Memory almost full of Québec
20 07 2008
C’est à 21 heures ce soir qu’aura lieu la deuxième conquête anglaise de Québec. Sgt Pepper et son armée de musiciens vont terrasser les 200,000 fantassins présents à coup de bombes des années 60 comme il y a 300 ans. Je prédis encore une fois notre victoire. Le conquérant quittera la scène plus vite cette fois-ci. La première fois ça nous a pris 250 ans pour nous en débarrasser, car même si nous avons perdu la bataille des plaines, nous avons fini par gagner la guerre.
Sir Paul a toujours été le petit comique de Beatles et il n’a pas changé. Il a déclaré en riant sous cape dans une entrevue accordée à Radio-Canada, qu’il ne comprenait pas les plaintes de certains nationalistes concernant sa visite parce qu’après tout nous avons gagné la guerre des plaines d’Abraham. Nous sommes plus vivants que jamais. N’en déplaise aux nationalistes en question, il a raison. La vieille garde souverainiste entretient les Québécois dans leur rôle de victime. C’est une de leur principale stratégie. Pour croire que nous serons plus heureux dans un Québec indépendant, il faut être convaincu que nous subissons encore les conséquences de la conquête et que nous ne pouvons pas nous réaliser et assurer notre survie dans le système actuel. C’est à cause d’elle si nous sommes minoritaires et en danger. À cause d’elle que nous sommes victimes de discrimination des Canadiens anglais et des autres provinces. Je crois qu’au contraire, c’est aux conquérants Anglais que nous devons notre survivance. Si nous avions été conquis par les Néerlandais, les Allemands ou les Mongols, nous aurions probablement été victimes de génocide. Il faut quand même admettre que peu de vainqueurs au cours de l’histoire ont accepté que les conquis conservent leur religion, leur langue et leur culture. Pas besoin d’aller bien loin pour voir comment agissent les envahisseurs avec les peuples minoritaires, il n’y a qu’à voir ce que nous avons fait nous-mêmes aux autochtones. Le pire écueil auquel nous avons fait face est le rapport Durham que le conquérant lui-même a refusé d’appliquer. Voyant quand même le danger, nous avons en quelque sorte pris le maquis pour nous réfugier dans nos terres et nos villages jusqu’en 1960. C’est alors que nous avons déclenché une révolution dont nous sommes sortis gagnants. Pour les indépendantistes, la victoire ne sera pas complète tant que le Québec ne sera pas un pays. C’est correct, on a le droit de le penser et il y a toutes sortes de bonnes raisons pour le croire. Mais de là à nous entretenir dans le rôle d’éternels perdants, il y a une marge. D’ailleurs, c’est une des raisons pour laquelle les jeunes ne sont pas mobilisés par le projet souverainiste. Ils n’ont pas le complexe de la victime des générations d'avant 1960.

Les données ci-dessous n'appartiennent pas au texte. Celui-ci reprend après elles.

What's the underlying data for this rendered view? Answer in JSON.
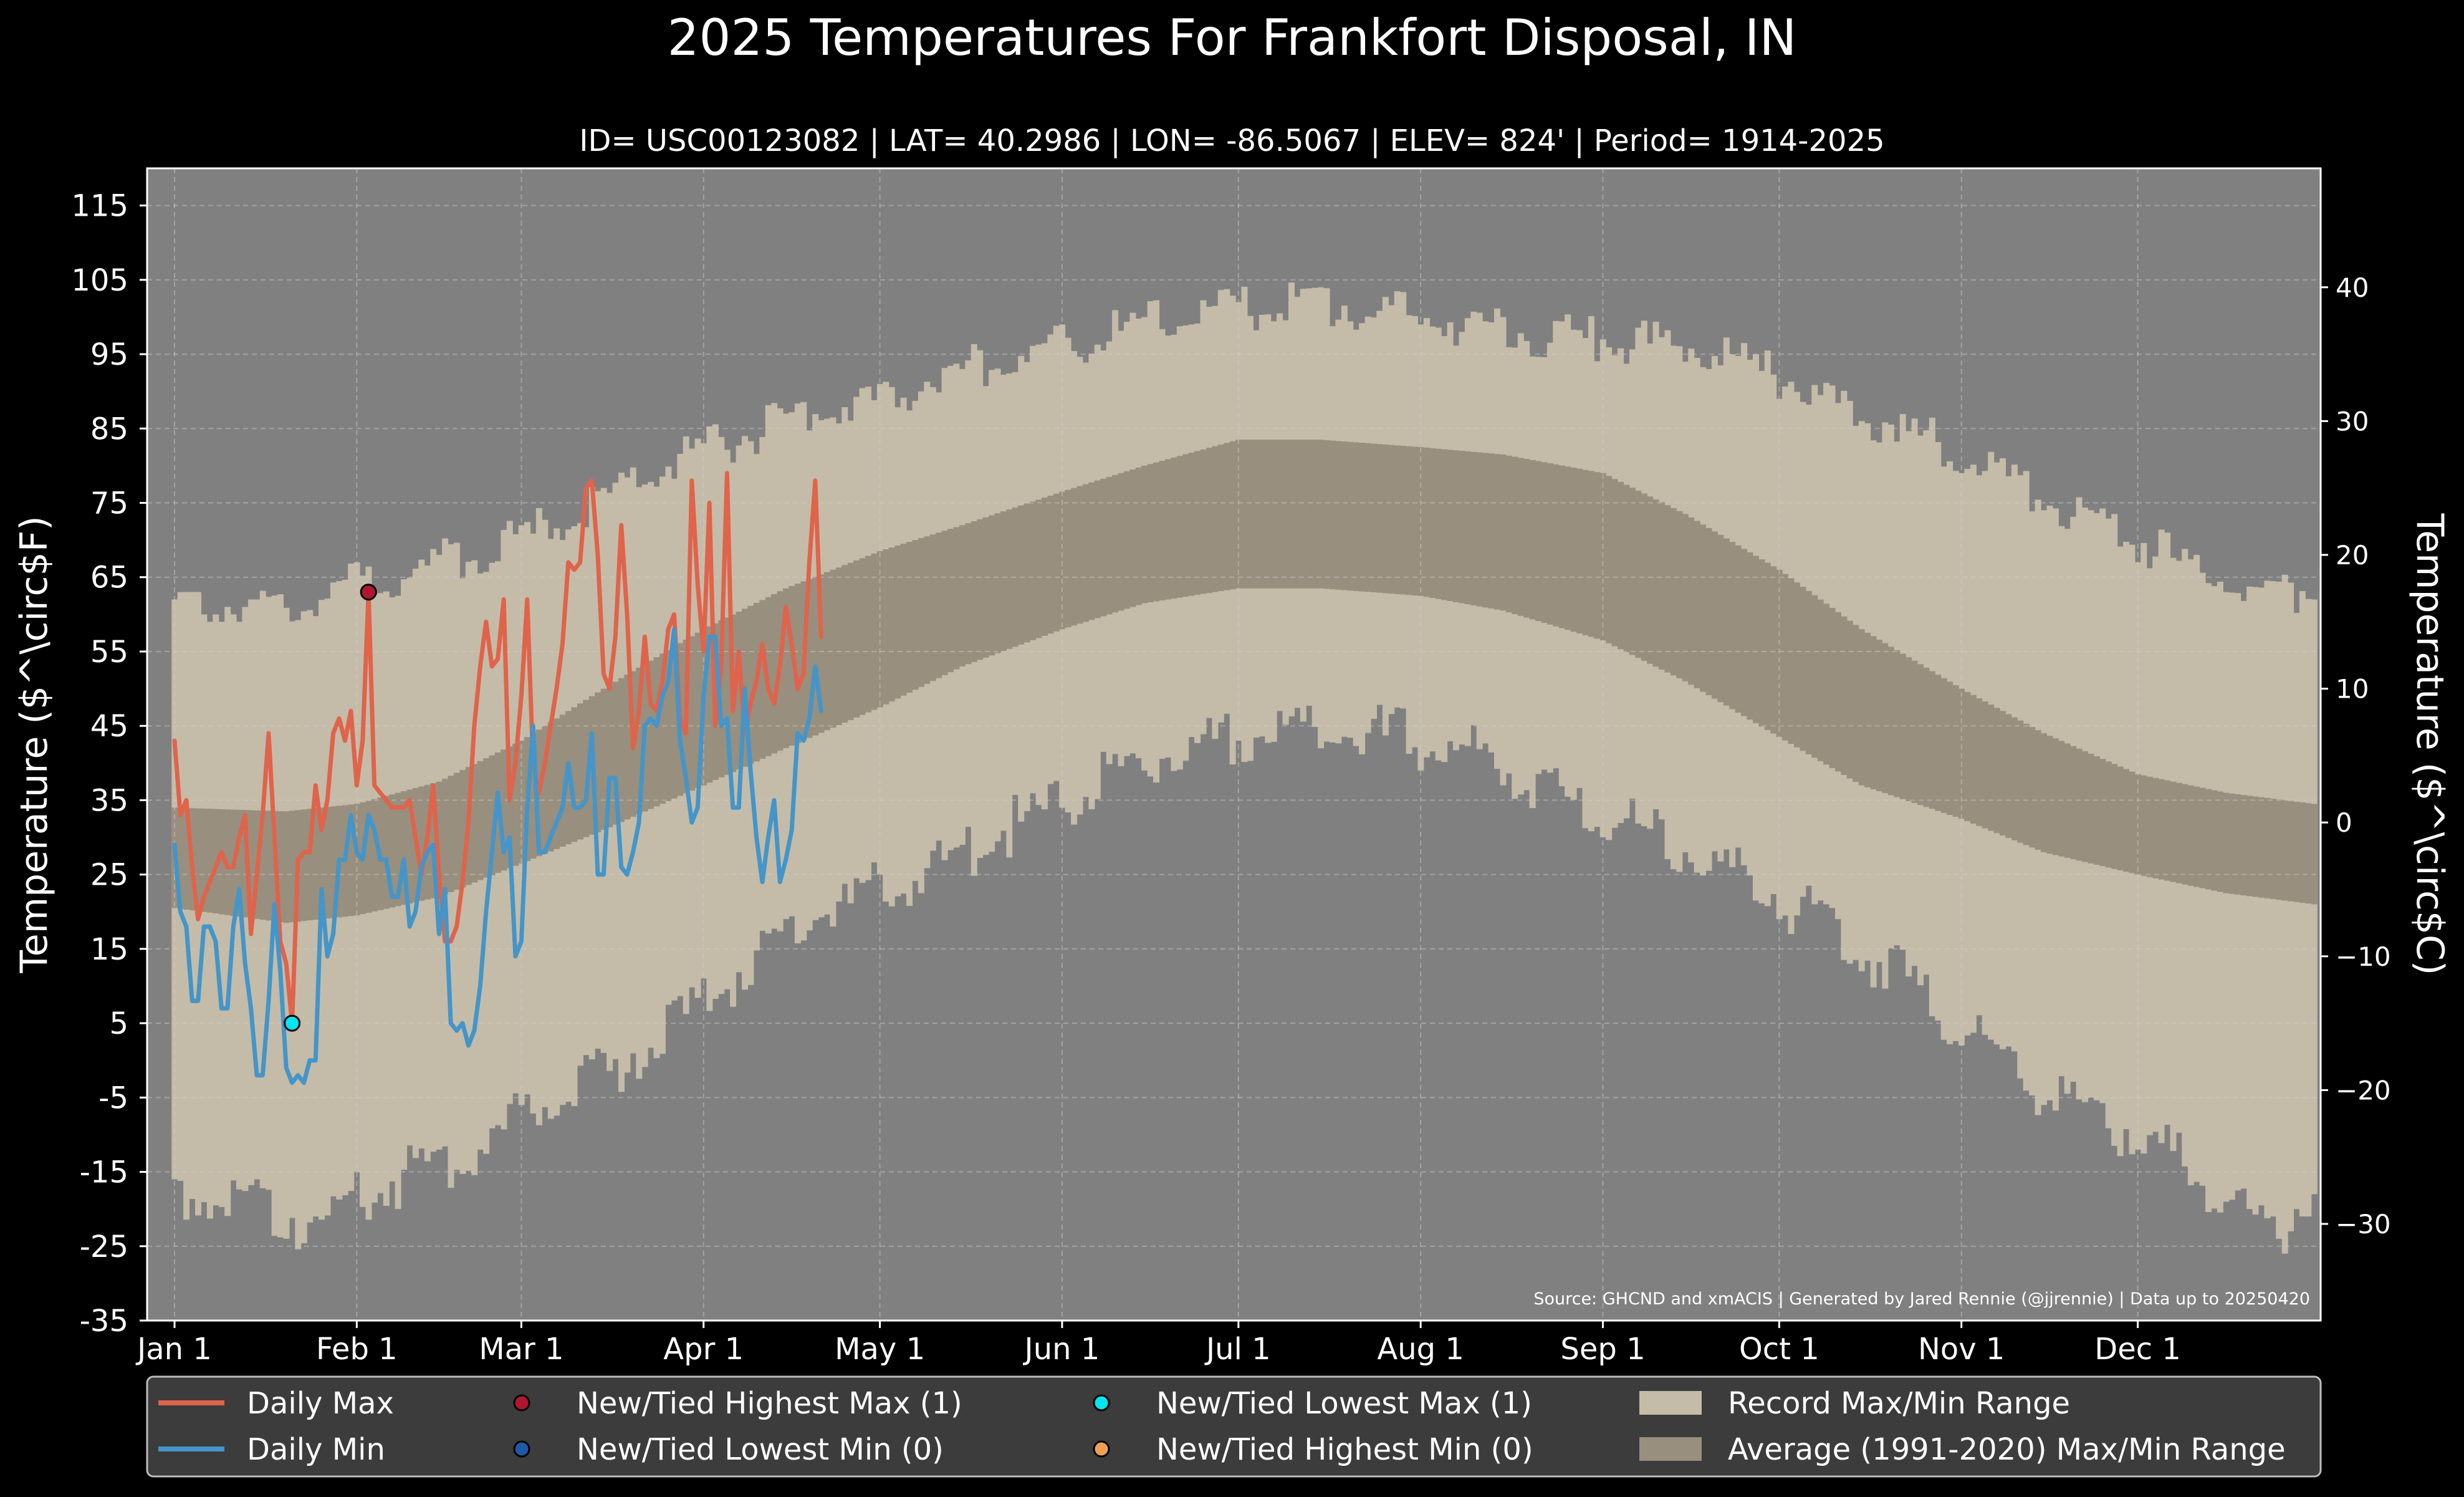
{
  "title": "2025 Temperatures For Frankfort Disposal, IN",
  "subtitle": "ID= USC00123082 | LAT= 40.2986 | LON= -86.5067 | ELEV= 824' | Period= 1914-2025",
  "source_note": "Source: GHCND and xmACIS | Generated by Jared Rennie (@jjrennie) | Data up to 20250420",
  "colors": {
    "background": "#000000",
    "plot_bg": "#808080",
    "record_band": "#c4bca8",
    "normal_band": "#988f7e",
    "daily_max": "#e0634b",
    "daily_min": "#4495c9",
    "high_max_marker": "#b01630",
    "low_min_marker": "#1f5aa8",
    "low_max_marker": "#00e5f0",
    "high_min_marker": "#f0a050",
    "legend_bg": "#3c3c3c"
  },
  "chart_data": {
    "type": "line",
    "x_unit": "day of year 2025",
    "xlim": [
      1,
      365
    ],
    "ylim_f": [
      -35,
      120
    ],
    "ylim_c": [
      -37.2,
      48.9
    ],
    "ylabel_left": "Temperature ($^\\circ$F)",
    "ylabel_right": "Temperature ($^\\circ$C)",
    "y_ticks_left": [
      "115",
      "105",
      "95",
      "85",
      "75",
      "65",
      "55",
      "45",
      "35",
      "25",
      "15",
      "5",
      "-5",
      "-15",
      "-25",
      "-35"
    ],
    "y_ticks_right": [
      "40",
      "30",
      "20",
      "10",
      "0",
      "−10",
      "−20",
      "−30"
    ],
    "x_ticks": [
      {
        "label": "Jan 1",
        "day": 1
      },
      {
        "label": "Feb 1",
        "day": 32
      },
      {
        "label": "Mar 1",
        "day": 60
      },
      {
        "label": "Apr 1",
        "day": 91
      },
      {
        "label": "May 1",
        "day": 121
      },
      {
        "label": "Jun 1",
        "day": 152
      },
      {
        "label": "Jul 1",
        "day": 182
      },
      {
        "label": "Aug 1",
        "day": 213
      },
      {
        "label": "Sep 1",
        "day": 244
      },
      {
        "label": "Oct 1",
        "day": 274
      },
      {
        "label": "Nov 1",
        "day": 305
      },
      {
        "label": "Dec 1",
        "day": 335
      }
    ],
    "grid": true,
    "legend_position": "bottom",
    "record_max_nodes": [
      [
        1,
        61
      ],
      [
        15,
        61
      ],
      [
        32,
        64
      ],
      [
        46,
        67
      ],
      [
        60,
        70
      ],
      [
        74,
        76
      ],
      [
        91,
        82
      ],
      [
        105,
        86
      ],
      [
        121,
        89
      ],
      [
        135,
        93
      ],
      [
        152,
        96
      ],
      [
        166,
        99
      ],
      [
        182,
        101
      ],
      [
        196,
        102
      ],
      [
        213,
        100
      ],
      [
        227,
        98
      ],
      [
        244,
        97
      ],
      [
        258,
        96
      ],
      [
        274,
        92
      ],
      [
        288,
        87
      ],
      [
        305,
        82
      ],
      [
        319,
        76
      ],
      [
        335,
        70
      ],
      [
        350,
        64
      ],
      [
        365,
        63
      ]
    ],
    "record_min_nodes": [
      [
        1,
        -17
      ],
      [
        15,
        -20
      ],
      [
        25,
        -22
      ],
      [
        32,
        -18
      ],
      [
        46,
        -14
      ],
      [
        60,
        -8
      ],
      [
        74,
        -2
      ],
      [
        91,
        8
      ],
      [
        105,
        17
      ],
      [
        121,
        23
      ],
      [
        135,
        28
      ],
      [
        152,
        35
      ],
      [
        166,
        40
      ],
      [
        182,
        43
      ],
      [
        196,
        45
      ],
      [
        213,
        43
      ],
      [
        227,
        40
      ],
      [
        244,
        33
      ],
      [
        258,
        28
      ],
      [
        274,
        22
      ],
      [
        288,
        15
      ],
      [
        305,
        5
      ],
      [
        319,
        -4
      ],
      [
        335,
        -10
      ],
      [
        350,
        -18
      ],
      [
        358,
        -24
      ],
      [
        365,
        -17
      ]
    ],
    "normal_max_nodes": [
      [
        1,
        34
      ],
      [
        20,
        33.5
      ],
      [
        32,
        34.5
      ],
      [
        46,
        37.5
      ],
      [
        60,
        43
      ],
      [
        74,
        50
      ],
      [
        91,
        58
      ],
      [
        105,
        63.5
      ],
      [
        121,
        68.5
      ],
      [
        135,
        72
      ],
      [
        152,
        76.5
      ],
      [
        166,
        80
      ],
      [
        182,
        83.5
      ],
      [
        196,
        83.5
      ],
      [
        213,
        82.5
      ],
      [
        227,
        81.5
      ],
      [
        244,
        79
      ],
      [
        258,
        73.5
      ],
      [
        274,
        66
      ],
      [
        288,
        58
      ],
      [
        305,
        50
      ],
      [
        319,
        44
      ],
      [
        335,
        38.5
      ],
      [
        350,
        36
      ],
      [
        365,
        34.5
      ]
    ],
    "normal_min_nodes": [
      [
        1,
        20.5
      ],
      [
        20,
        18.5
      ],
      [
        32,
        19.5
      ],
      [
        46,
        22
      ],
      [
        60,
        26.5
      ],
      [
        74,
        31
      ],
      [
        91,
        37
      ],
      [
        105,
        42
      ],
      [
        121,
        47.5
      ],
      [
        135,
        53
      ],
      [
        152,
        58
      ],
      [
        166,
        61.5
      ],
      [
        182,
        63.5
      ],
      [
        196,
        63.5
      ],
      [
        213,
        62.5
      ],
      [
        227,
        60.5
      ],
      [
        244,
        56.5
      ],
      [
        258,
        51
      ],
      [
        274,
        43.5
      ],
      [
        288,
        37
      ],
      [
        305,
        32.5
      ],
      [
        319,
        28
      ],
      [
        335,
        25
      ],
      [
        350,
        22.5
      ],
      [
        365,
        21
      ]
    ],
    "series": [
      {
        "name": "Daily Max",
        "color_key": "daily_max",
        "values": [
          43,
          33,
          35,
          26,
          19,
          22,
          24,
          26,
          28,
          26,
          26,
          30,
          33,
          17,
          25,
          33,
          44,
          30,
          16,
          13,
          5,
          27,
          28,
          28,
          37,
          31,
          35,
          44,
          46,
          43,
          47,
          37,
          43,
          63,
          37,
          36,
          35,
          34,
          34,
          34,
          35,
          30,
          25,
          30,
          37,
          25,
          16,
          16,
          18,
          24,
          32,
          45,
          53,
          59,
          53,
          54,
          62,
          35,
          40,
          49,
          62,
          40,
          36,
          40,
          45,
          50,
          56,
          67,
          66,
          67,
          77,
          78,
          68,
          52,
          50,
          57,
          72,
          60,
          42,
          47,
          57,
          48,
          47,
          51,
          58,
          60,
          46,
          44,
          78,
          64,
          55,
          75,
          45,
          53,
          79,
          47,
          55,
          44,
          48,
          51,
          56,
          50,
          48,
          53,
          61,
          56,
          50,
          52,
          67,
          78,
          57
        ]
      },
      {
        "name": "Daily Min",
        "color_key": "daily_min",
        "values": [
          29,
          20,
          18,
          8,
          8,
          18,
          18,
          16,
          7,
          7,
          18,
          23,
          13,
          7,
          -2,
          -2,
          8,
          21,
          12,
          -1,
          -3,
          -2,
          -3,
          0,
          0,
          23,
          14,
          17,
          27,
          27,
          33,
          28,
          27,
          33,
          31,
          27,
          27,
          22,
          22,
          27,
          18,
          20,
          26,
          28,
          29,
          17,
          23,
          5,
          4,
          5,
          2,
          4,
          10,
          20,
          28,
          36,
          28,
          30,
          14,
          16,
          34,
          45,
          28,
          28,
          30,
          32,
          34,
          40,
          34,
          34,
          35,
          44,
          25,
          25,
          38,
          38,
          26,
          25,
          28,
          32,
          45,
          46,
          45,
          49,
          51,
          58,
          43,
          38,
          32,
          34,
          49,
          57,
          57,
          45,
          46,
          34,
          34,
          50,
          39,
          30,
          24,
          30,
          35,
          24,
          27,
          31,
          44,
          43,
          46,
          53,
          47
        ]
      }
    ],
    "markers": [
      {
        "label": "New/Tied Highest Max",
        "day": 34,
        "value": 63,
        "color_key": "high_max_marker"
      },
      {
        "label": "New/Tied Lowest Max",
        "day": 21,
        "value": 5,
        "color_key": "low_max_marker"
      }
    ],
    "legend": [
      {
        "kind": "line",
        "label": "Daily Max",
        "color_key": "daily_max"
      },
      {
        "kind": "marker",
        "label": "New/Tied Highest Max (1)",
        "color_key": "high_max_marker"
      },
      {
        "kind": "marker",
        "label": "New/Tied Lowest Max (1)",
        "color_key": "low_max_marker"
      },
      {
        "kind": "patch",
        "label": "Record Max/Min Range",
        "color_key": "record_band"
      },
      {
        "kind": "line",
        "label": "Daily Min",
        "color_key": "daily_min"
      },
      {
        "kind": "marker",
        "label": "New/Tied Lowest Min (0)",
        "color_key": "low_min_marker"
      },
      {
        "kind": "marker",
        "label": "New/Tied Highest Min (0)",
        "color_key": "high_min_marker"
      },
      {
        "kind": "patch",
        "label": "Average (1991-2020) Max/Min Range",
        "color_key": "normal_band"
      }
    ]
  }
}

Il n’y a pas que certains nationalistes qui sont chatouillés par la visite de Paul McCartney. Je constate que René Angélil pense qu’il fait pas mal d’ombre à sa belle Céline. Il a demandé sans succès un changement de scène pour qu’elle soit aussi bien placée que lui. S’il fallait qu’elle attire moins de monde, il ne serait pas content. En tout cas, je pense qu’il a déjà perdu la bataille médiatique. Je serais étonné que le concert Dion obtienne autant de couverture que celui de ce soir. C’est un peu normal que la visite rare soit reçue avec plus de panache que celle de notre petite sœur qui nous visite régulièrement. Que veux-tu René, on ne peut pas avoir une straight flush à tous les coups. Gage pas trop fort.